Nesse contexto, no ato do dia 20 de junho foram pelo menos 52 mil pessoas nas ruas, segundo a Secretaria de Defesa Social do Estado, e constituiu um dia histórico em Recife, assim como o foi em várias outras cidades brasileiras. Tudo tranquilo, “o mais pacífico do país”, com pequenos e breves incidentes rapidamente controlados e no máximo bombas de fogos de artifício lançadas pra fazer barulho. Até a Polícia Militar trabalhou com braçais brancos nas mangas indicando paz e chegou a abrir faixas de apoio ao movimento. E assim Recife não fez se fez pioneiro ou vanguardista; replica um sentimento bastante generalizado nesse 20 de junho que efetivamente parou o Brasil ao mesmo tempo que pôs todas as antenas progressistas em alerta. Um movimento imenso e sem comando: perigo! A horizontalidade é perigosa? Com que tipo de aventura estamos lidando?

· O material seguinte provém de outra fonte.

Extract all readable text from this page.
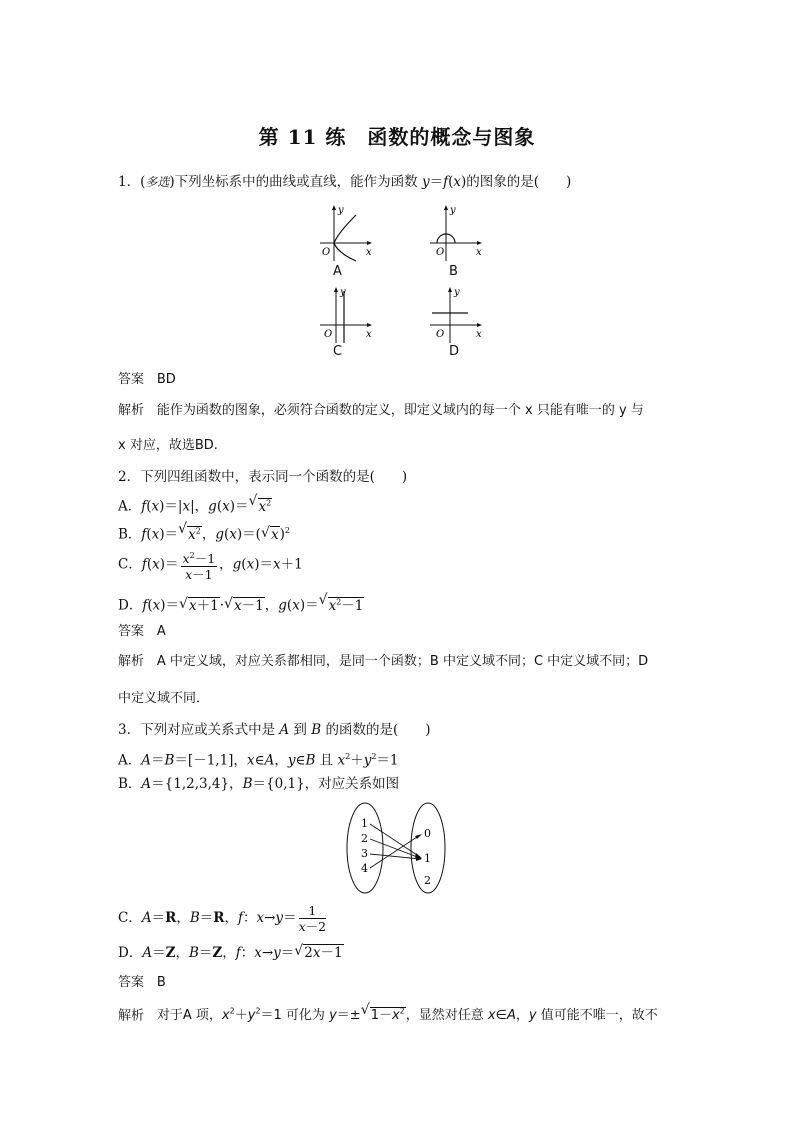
第 11 练　函数的概念与图象
1．(多选)下列坐标系中的曲线或直线，能作为函数 y＝f(x)的图象的是(　　)
y
x
O
A
y
x
O
B
y
x
O
C
y
x
O
D
答案 BD
解析 能作为函数的图象，必须符合函数的定义，即定义域内的每一个 x 只能有唯一的 y 与
x 对应，故选BD.
2．下列四组函数中，表示同一个函数的是(　　)
A．f(x)＝|x|，g(x)＝ √ $x^2$
B．f(x)＝ √ $x^2$，g(x)＝( √ x)$^2$
C．$f(x)= \frac{x^2-1}{x-1}$ ，g(x)＝x＋1
D．f(x)＝ √ x＋1· √ x－1，g(x)＝ √ $x^2-1$
答案 A
解析 A 中定义域，对应关系都相同，是同一个函数；B 中定义域不同；C 中定义域不同；D
中定义域不同．
3．下列对应或关系式中是 A 到 B 的函数的是(　　)
A．A＝B＝[－1,1]，x∈A，y∈B 且 $x^2+y^2=1$
B．A＝{1,2,3,4}，B＝{0,1}，对应关系如图
1
2
3
4
0
1
2
C．A＝R，B＝R，f：$x\to y= \frac{1}{x-2}$
D．A＝Z，B＝Z，f：x→y＝ √ 2x－1
答案 B
解析 对于A 项，$x^2+y^2=1$ 可化为 y＝± √ $1-x^2$，显然对任意 x∈A，y 值可能不唯一，故不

Recife, uma das cidades símbolo do atual e dificilmente negável processo brasileiro de redução de injustiças sociais – porque tem um crescimento econômico destacado na região do país com desigualdade socioeconômica de amplo e conhecido lastro – a surpresa com que todos foram tomados na organização das gigantescas manifestações de rua ajudam a amplificar um típico debate sobre estratégia e organização. Aquele que remonta à velha discussão organização e espontaneidade das massas, travada já desde 1905 entre o contexto alemão e russo, mas agora diante de uma dinâmica organizacional da era Web 2.0.

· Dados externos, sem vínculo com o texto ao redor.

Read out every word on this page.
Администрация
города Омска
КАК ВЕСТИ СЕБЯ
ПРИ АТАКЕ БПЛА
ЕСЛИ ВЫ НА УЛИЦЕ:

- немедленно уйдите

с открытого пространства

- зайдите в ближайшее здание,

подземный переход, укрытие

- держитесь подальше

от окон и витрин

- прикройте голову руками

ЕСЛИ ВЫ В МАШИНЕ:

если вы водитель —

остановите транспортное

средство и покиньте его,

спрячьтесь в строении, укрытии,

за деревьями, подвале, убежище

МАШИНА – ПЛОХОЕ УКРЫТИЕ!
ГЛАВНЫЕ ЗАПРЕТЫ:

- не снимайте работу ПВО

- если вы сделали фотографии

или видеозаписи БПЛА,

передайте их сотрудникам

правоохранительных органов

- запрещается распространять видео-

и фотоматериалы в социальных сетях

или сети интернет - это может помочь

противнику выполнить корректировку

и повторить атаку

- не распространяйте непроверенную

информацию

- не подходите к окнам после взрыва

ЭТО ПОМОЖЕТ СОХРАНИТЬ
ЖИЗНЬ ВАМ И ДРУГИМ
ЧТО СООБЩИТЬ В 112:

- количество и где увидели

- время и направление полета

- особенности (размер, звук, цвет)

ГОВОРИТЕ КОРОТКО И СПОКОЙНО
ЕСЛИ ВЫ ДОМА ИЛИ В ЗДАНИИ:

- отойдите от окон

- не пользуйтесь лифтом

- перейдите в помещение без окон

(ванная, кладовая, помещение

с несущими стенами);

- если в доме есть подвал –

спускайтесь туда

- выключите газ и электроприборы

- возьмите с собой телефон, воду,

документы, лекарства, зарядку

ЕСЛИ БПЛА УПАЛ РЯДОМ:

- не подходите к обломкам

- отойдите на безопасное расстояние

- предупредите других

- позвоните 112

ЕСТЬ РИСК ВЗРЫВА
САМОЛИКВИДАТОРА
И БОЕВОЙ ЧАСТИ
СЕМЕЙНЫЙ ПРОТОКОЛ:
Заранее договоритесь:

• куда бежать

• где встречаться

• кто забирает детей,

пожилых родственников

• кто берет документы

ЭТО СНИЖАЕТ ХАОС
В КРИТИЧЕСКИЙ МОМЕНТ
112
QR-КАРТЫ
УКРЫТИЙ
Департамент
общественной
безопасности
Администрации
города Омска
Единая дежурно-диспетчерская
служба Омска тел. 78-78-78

Há espaço para que nos movamos mais adiante da polarização conceitual entre partidos vanguardistas vistos como muito rígidos e redes de articulação virtual vistas como muito frouxas? É possível que os movimentos contemporâneos transcendam o espontaneismo pejorativo e sejam articulados como novas formas de criação e de organização?

Seja como seja que evoluamos nesse debate, está na hora de politizar o momento, de capitalizar os movimentos sociais vivos, e de pautar um horizonte de emancipação social. O esvaziamento político daquilo que começou como atos propositivos, e agora tem como tom predominante o de paradas cívicas moralistas e conservadoras, precisa ser preenchido. Propostas emancipatórias radicais precisam ser construídas, debatidas e massificadas de modo a se ter um objetivo sociopolítico estruturalmente transformador.

*Aleksander Aguilar é jornalista, doutorando em Ciência Política e Relações Internacionais, candidato a escritor e viajante a Ítaca. Especial para o NR.